Recent Rains Benefit Reservoirs, Avoid More Restrictions

TRWD says reservoirs are much better than just a few months ago

Sunday morning storms may have ruined some Easter services, but they continued to benefit North Texas water reservoirs.

This year's rain, snow and ice means water users won't face tougher restrictions, at least for now.

The rain has certainly helped with conservation efforts, as experts say you really haven't had to water your lawn in about five months.

But while the rain has provided a lot of benefits, it's still not enough to restore several reservoirs, like Eagle Mountain Lake, to full capacity.

The grasses are green, flowers are in bloom and at Archie's Gardenland in Fort Worth business is booming.

"I've seen our parking lot fill up very quick each morning and they're here until close, just about," said Randall Archie.

He says last year was tough on business, with the lack of rain, but this year's rainfall has made a big difference.

"Gardeners are smart and they really look to kind of what the weather is going to bring us as to what they're going to plant," Archie said.

Gardeners aren't the only ones benefitting. The entire water system is, too.

"We've been in basically a four year drought and it's nice to see our reservoirs recover like they have recently because that's something we haven't seen in a long time," said Mark Olson, of the Tarrant Regional Water District.

At the end of last year it appeared stage two, or once a week, watering restrictions would happen by March.

"We were bouncing right against the trigger level of 60-percent," Olson said.
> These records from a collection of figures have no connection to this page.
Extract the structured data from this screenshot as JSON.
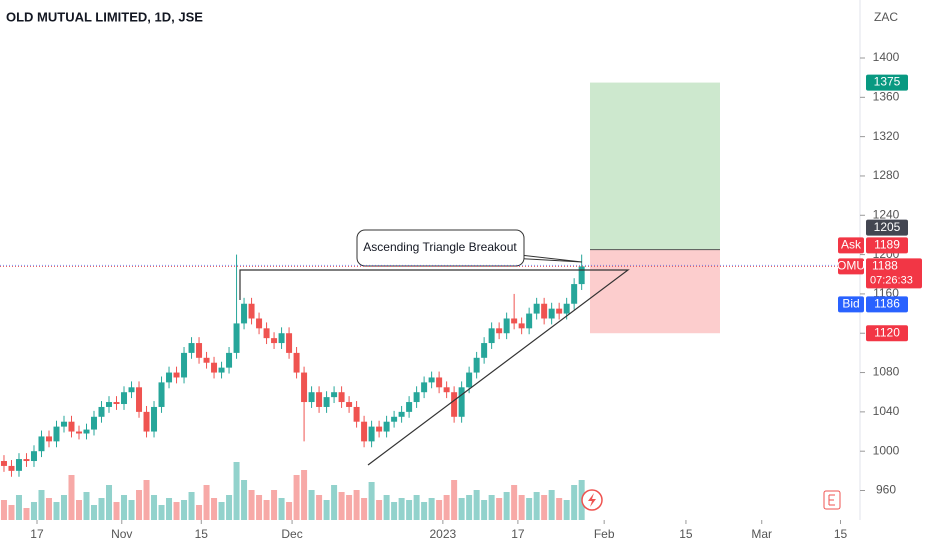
{
  "chart_data": {
    "type": "candlestick",
    "title": "OLD MUTUAL LIMITED, 1D, JSE",
    "currency": "ZAC",
    "open": [
      990,
      985,
      980,
      992,
      990,
      1000,
      1015,
      1010,
      1025,
      1030,
      1020,
      1018,
      1022,
      1035,
      1045,
      1050,
      1048,
      1060,
      1065,
      1040,
      1020,
      1045,
      1070,
      1080,
      1075,
      1100,
      1110,
      1095,
      1090,
      1080,
      1085,
      1100,
      1130,
      1150,
      1135,
      1125,
      1115,
      1110,
      1120,
      1100,
      1080,
      1050,
      1060,
      1045,
      1055,
      1060,
      1050,
      1045,
      1030,
      1010,
      1025,
      1020,
      1030,
      1035,
      1040,
      1050,
      1060,
      1070,
      1075,
      1065,
      1060,
      1035,
      1065,
      1080,
      1095,
      1110,
      1125,
      1120,
      1135,
      1130,
      1125,
      1140,
      1150,
      1135,
      1145,
      1140,
      1150,
      1170
    ],
    "high": [
      996,
      991,
      998,
      998,
      1006,
      1021,
      1021,
      1031,
      1036,
      1036,
      1026,
      1028,
      1041,
      1051,
      1056,
      1056,
      1066,
      1071,
      1071,
      1046,
      1051,
      1076,
      1086,
      1086,
      1106,
      1116,
      1116,
      1101,
      1096,
      1091,
      1106,
      1200,
      1156,
      1156,
      1141,
      1131,
      1121,
      1126,
      1126,
      1106,
      1086,
      1066,
      1066,
      1061,
      1066,
      1066,
      1056,
      1051,
      1036,
      1031,
      1031,
      1036,
      1041,
      1046,
      1056,
      1066,
      1076,
      1081,
      1081,
      1071,
      1066,
      1071,
      1086,
      1101,
      1116,
      1131,
      1131,
      1141,
      1160,
      1136,
      1146,
      1156,
      1156,
      1151,
      1151,
      1156,
      1176,
      1200
    ],
    "low": [
      979,
      974,
      974,
      984,
      984,
      994,
      1004,
      1004,
      1019,
      1014,
      1012,
      1012,
      1016,
      1029,
      1039,
      1042,
      1042,
      1054,
      1034,
      1014,
      1014,
      1039,
      1064,
      1069,
      1069,
      1094,
      1089,
      1084,
      1074,
      1074,
      1079,
      1094,
      1124,
      1129,
      1119,
      1109,
      1104,
      1104,
      1094,
      1074,
      1010,
      1044,
      1039,
      1039,
      1049,
      1044,
      1039,
      1024,
      1004,
      1004,
      1014,
      1014,
      1024,
      1029,
      1034,
      1044,
      1054,
      1064,
      1059,
      1054,
      1029,
      1029,
      1059,
      1074,
      1089,
      1104,
      1114,
      1114,
      1124,
      1119,
      1119,
      1134,
      1129,
      1129,
      1134,
      1134,
      1144,
      1164
    ],
    "close": [
      985,
      980,
      992,
      990,
      1000,
      1015,
      1010,
      1025,
      1030,
      1020,
      1018,
      1022,
      1035,
      1045,
      1050,
      1048,
      1060,
      1065,
      1040,
      1020,
      1045,
      1070,
      1080,
      1075,
      1100,
      1110,
      1095,
      1090,
      1080,
      1085,
      1100,
      1130,
      1150,
      1135,
      1125,
      1115,
      1110,
      1120,
      1100,
      1080,
      1050,
      1060,
      1045,
      1055,
      1060,
      1050,
      1045,
      1030,
      1010,
      1025,
      1020,
      1030,
      1035,
      1040,
      1050,
      1060,
      1070,
      1075,
      1065,
      1060,
      1035,
      1065,
      1080,
      1095,
      1110,
      1125,
      1120,
      1135,
      1130,
      1125,
      1140,
      1150,
      1135,
      1145,
      1140,
      1150,
      1170,
      1188
    ],
    "volume": [
      20,
      15,
      25,
      12,
      18,
      30,
      22,
      18,
      25,
      45,
      20,
      28,
      15,
      22,
      35,
      18,
      25,
      20,
      30,
      40,
      25,
      15,
      22,
      18,
      20,
      28,
      15,
      35,
      22,
      18,
      25,
      58,
      40,
      30,
      25,
      20,
      30,
      22,
      18,
      45,
      50,
      30,
      25,
      20,
      35,
      28,
      25,
      30,
      22,
      38,
      20,
      25,
      18,
      22,
      20,
      25,
      18,
      22,
      20,
      25,
      40,
      22,
      25,
      30,
      20,
      25,
      22,
      28,
      35,
      25,
      22,
      28,
      25,
      30,
      22,
      20,
      35,
      40
    ],
    "up_color": "#26a69a",
    "down_color": "#ef5350",
    "ylim": [
      930,
      1459
    ],
    "yticks": [
      960,
      1000,
      1040,
      1080,
      1120,
      1160,
      1200,
      1240,
      1280,
      1320,
      1360,
      1400
    ],
    "xlim": [
      -0.53,
      114.1
    ],
    "xticks": [
      {
        "value": 4.4,
        "label": "17"
      },
      {
        "value": 15.7,
        "label": "Nov"
      },
      {
        "value": 26.3,
        "label": "15"
      },
      {
        "value": 38.4,
        "label": "Dec"
      },
      {
        "value": 58.5,
        "label": "2023"
      },
      {
        "value": 68.5,
        "label": "17"
      },
      {
        "value": 80,
        "label": "Feb"
      },
      {
        "value": 90.9,
        "label": "15"
      },
      {
        "value": 101,
        "label": "Mar"
      },
      {
        "value": 111.5,
        "label": "15"
      }
    ],
    "position": {
      "target": 1375,
      "entry": 1205,
      "stop": 1120
    },
    "quotes": {
      "ask": {
        "label": "Ask",
        "value": 1189
      },
      "last": {
        "label": "OMU",
        "value": 1188,
        "countdown": "07:26:33"
      },
      "bid": {
        "label": "Bid",
        "value": 1186
      }
    },
    "annotation": "Ascending Triangle Breakout"
  }
}
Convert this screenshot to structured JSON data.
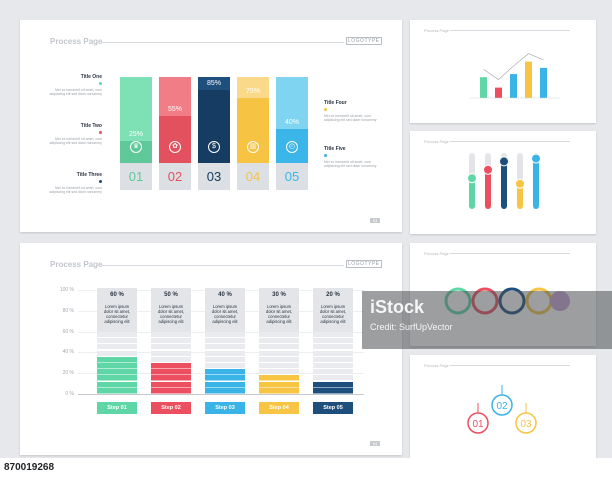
{
  "slide1": {
    "title": "Process Page",
    "logo": "LOGOTYPE",
    "page": "03",
    "lorem": "Mei ex hendrerit sit amet, cum adipiscing elit sed diam nonummy",
    "left_titles": [
      "Title One",
      "Title Two",
      "Title Three"
    ],
    "right_titles": [
      "Title Four",
      "Title Five"
    ],
    "steps": [
      {
        "num": "01",
        "pct": "25%",
        "color": "#7ee0b5",
        "dark": "#5fc999",
        "value": 25,
        "icon": "trophy-icon",
        "glyph": "♛"
      },
      {
        "num": "02",
        "pct": "55%",
        "color": "#f17d86",
        "dark": "#e3505e",
        "value": 55,
        "icon": "gears-icon",
        "glyph": "✿"
      },
      {
        "num": "03",
        "pct": "85%",
        "color": "#1f4f7d",
        "dark": "#173c61",
        "value": 85,
        "icon": "dollar-icon",
        "glyph": "$"
      },
      {
        "num": "04",
        "pct": "75%",
        "color": "#fbd98a",
        "dark": "#f6c343",
        "value": 75,
        "icon": "chart-icon",
        "glyph": "▥"
      },
      {
        "num": "05",
        "pct": "40%",
        "color": "#7fd4f2",
        "dark": "#3cb5e8",
        "value": 40,
        "icon": "stopwatch-icon",
        "glyph": "◴"
      }
    ]
  },
  "slide2": {
    "title": "Process Page",
    "logo": "LOGOTYPE",
    "page": "04",
    "axis": [
      "100 %",
      "80 %",
      "60 %",
      "40 %",
      "20 %",
      "0 %"
    ],
    "steps": [
      {
        "label": "Step 01",
        "pct": "60 %",
        "value": 60,
        "color": "#5fd6a6"
      },
      {
        "label": "Step 02",
        "pct": "50 %",
        "value": 50,
        "color": "#ec4f5f"
      },
      {
        "label": "Step 03",
        "pct": "40 %",
        "value": 40,
        "color": "#3ab3e6"
      },
      {
        "label": "Step 04",
        "pct": "30 %",
        "value": 30,
        "color": "#f7c444"
      },
      {
        "label": "Step 05",
        "pct": "20 %",
        "value": 20,
        "color": "#1e4f7c"
      }
    ],
    "body_lines": [
      "Lorem ipsum",
      "dolor sit amet,",
      "connectetur",
      "adipiscing elit"
    ]
  },
  "thumbs": {
    "title": "Process Page",
    "chart_values": [
      40,
      20,
      46,
      70,
      58
    ],
    "chart_colors": [
      "#5fd6a6",
      "#ec4f5f",
      "#3ab3e6",
      "#f7c444",
      "#3ab3e6"
    ],
    "slider_levels": [
      0.55,
      0.7,
      0.85,
      0.45,
      0.9
    ],
    "slider_colors": [
      "#5fd6a6",
      "#ec4f5f",
      "#1e4f7c",
      "#f7c444",
      "#3ab3e6"
    ],
    "circles": [
      "01",
      "02",
      "03"
    ]
  },
  "watermark": {
    "text": "iStock",
    "credit": "Credit: SurfUpVector",
    "id": "870019268"
  }
}
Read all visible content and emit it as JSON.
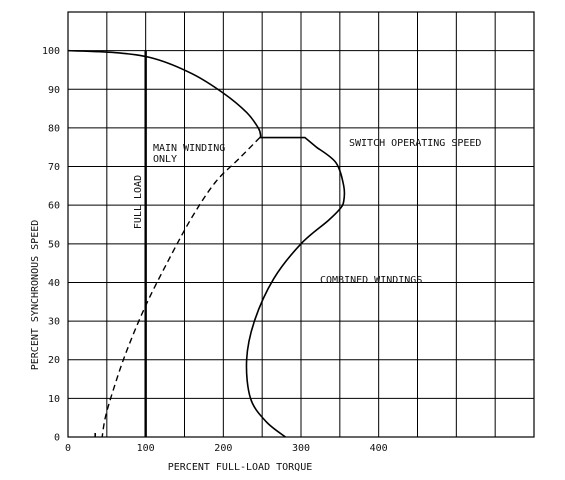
{
  "chart_data": {
    "type": "line",
    "title": "",
    "xlabel": "PERCENT FULL-LOAD TORQUE",
    "ylabel": "PERCENT SYNCHRONOUS SPEED",
    "xlim": [
      0,
      600
    ],
    "ylim": [
      0,
      110
    ],
    "grid": true,
    "x_tick_labels": [
      "0",
      "100",
      "200",
      "300",
      "400"
    ],
    "y_tick_labels": [
      "0",
      "10",
      "20",
      "30",
      "40",
      "50",
      "60",
      "70",
      "80",
      "90",
      "100"
    ],
    "annotations": {
      "main_winding_line1": "MAIN WINDING",
      "main_winding_line2": "ONLY",
      "full_load": "FULL LOAD",
      "switch_speed": "SWITCH OPERATING SPEED",
      "combined": "COMBINED WINDINGS"
    },
    "series": [
      {
        "style": "solid",
        "points": [
          [
            0,
            100
          ],
          [
            60,
            99.5
          ],
          [
            110,
            98
          ],
          [
            160,
            94
          ],
          [
            200,
            89
          ],
          [
            230,
            84
          ],
          [
            245,
            80
          ],
          [
            248,
            78
          ],
          [
            247,
            77.5
          ]
        ]
      },
      {
        "style": "dashed",
        "points": [
          [
            247,
            77.5
          ],
          [
            220,
            72
          ],
          [
            190,
            66
          ],
          [
            160,
            57
          ],
          [
            130,
            46
          ],
          [
            100,
            34
          ],
          [
            75,
            22
          ],
          [
            58,
            12
          ],
          [
            48,
            5
          ],
          [
            44,
            0
          ]
        ]
      },
      {
        "style": "solid",
        "points": [
          [
            247,
            77.5
          ],
          [
            305,
            77.5
          ],
          [
            320,
            75
          ],
          [
            345,
            71
          ],
          [
            355,
            65
          ],
          [
            355,
            61
          ],
          [
            350,
            59
          ],
          [
            335,
            56
          ],
          [
            300,
            50
          ],
          [
            265,
            41
          ],
          [
            240,
            30
          ],
          [
            230,
            20
          ],
          [
            235,
            10
          ],
          [
            255,
            4
          ],
          [
            280,
            0
          ]
        ]
      },
      {
        "style": "solid",
        "points": [
          [
            100,
            100
          ],
          [
            100,
            0
          ]
        ]
      },
      {
        "style": "solid",
        "points": [
          [
            35,
            0
          ],
          [
            35,
            1
          ],
          [
            35,
            0
          ]
        ]
      }
    ]
  }
}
But in the last few weeks TRWD water reservoirs rose to 76-percent of capacity, mostly thanks to rain in East Texas. Reservoirs there are at 86-percent capacity.

"The West Fork however has not seen a lot of rain," Olson said.

Those reservoirs, like Eagle Mountain Lake, are at just 45-percent capacity.

So while there is improvement there's still a long way to go. That means conservation, like water restrictions, remain critical.

"They've had a really good impact and extended our water supplies," Olson said of the restrictions.

Conservation is something gardeners and garden centers are thinking about too, whether it's planting smarter or making use of the rain we get.

"We catch water off of our greenhouse runoff and are able water crops with that," Archie said.

Don't expect to see twice a week restrictions go away though. In Fort Worth they're now permanent.

And the water levels will of course drop as we get into the summer months.